The whale tail license plates help fund many education and programs specifically concerned with keeping the oceans clean.
“I want to encourage people everywhere to put a whale tail license plate on your vehicles to show your support for clean beaches,” State Assembly member Julia Brownley told the crowd Tuesday.
Heal the Bay Board Member, Amy Smart echoed Brownley's sentiment adding that “clean ups show people they are connected to the ocean.” Heal the Bay receives one of the largest shares of the money from “Whale Tale” license plate sales to organize more than 600 cleanups a year, according to Smart.
The efforts of Heal the Bay and other organizations have been felt.
This year, the water around Santa Monica pier has improved dramatically according to Heal the Bay's annual beach report card. The pier jumped off the organization's “Beach Bummer” list to receive an A rating.
That wasn't all, either. Bloom pointed out that Santa Monica was included in a list of National Geographic's top beach cities thanks to the efforts of organizations like Heal the Bay, as well as city efforts, such as a summer trash valet and the passing of Measure V in 2006 to raise money to deal with urban run off.
City Manager Rod Gould said Tuesday that he was happy to be celebrating “the great improvements in water quality and the return of tourist to this world class city to enjoy.”
The “Whale Tale” license plate was originally designed in 1997 by the artist Wyland, according to Bloom. In late 2008, the California Coastal Commission invited artists to submit their designs for a new “Whale Tale” license plate.

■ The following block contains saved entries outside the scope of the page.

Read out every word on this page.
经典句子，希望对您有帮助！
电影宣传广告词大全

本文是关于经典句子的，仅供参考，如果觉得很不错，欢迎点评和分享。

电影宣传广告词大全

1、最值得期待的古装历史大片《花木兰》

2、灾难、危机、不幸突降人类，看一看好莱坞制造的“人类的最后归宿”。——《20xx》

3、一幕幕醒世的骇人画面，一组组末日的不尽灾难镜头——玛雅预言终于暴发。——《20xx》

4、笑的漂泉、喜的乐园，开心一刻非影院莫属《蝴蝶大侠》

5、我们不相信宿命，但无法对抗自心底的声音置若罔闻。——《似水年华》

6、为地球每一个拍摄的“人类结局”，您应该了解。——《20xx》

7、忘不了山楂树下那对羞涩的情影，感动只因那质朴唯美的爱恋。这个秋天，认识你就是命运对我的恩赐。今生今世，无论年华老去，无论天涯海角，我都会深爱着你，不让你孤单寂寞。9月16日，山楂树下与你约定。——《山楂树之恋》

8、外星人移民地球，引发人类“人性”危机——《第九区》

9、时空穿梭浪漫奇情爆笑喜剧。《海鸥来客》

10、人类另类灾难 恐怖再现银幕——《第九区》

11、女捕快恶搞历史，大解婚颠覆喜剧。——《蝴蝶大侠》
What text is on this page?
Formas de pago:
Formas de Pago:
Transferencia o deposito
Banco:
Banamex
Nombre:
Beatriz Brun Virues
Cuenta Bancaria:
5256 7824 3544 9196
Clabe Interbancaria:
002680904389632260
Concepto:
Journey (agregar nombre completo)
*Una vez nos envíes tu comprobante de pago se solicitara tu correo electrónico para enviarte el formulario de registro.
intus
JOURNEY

Bloom, who is also a member of the Coastal Commission, said that after much deliberation, two artists were chosen and asked to collaborate. The new design is the wok of graphic designer Bill Atkins and painter Elizabeth Tyndall.
He also accepted a challenge to all cities in California from the mayor of Dana Point to see which city's residents would buy the most “Whale Tail” license plates between now and the next coastal cleanup day on September 17.
The ceremony ended after Bloom attached one of the new license plates to a Ford hybrid. As he was putting the screws in, the audience spotted a school of dolphins swimming in the distance off the pier.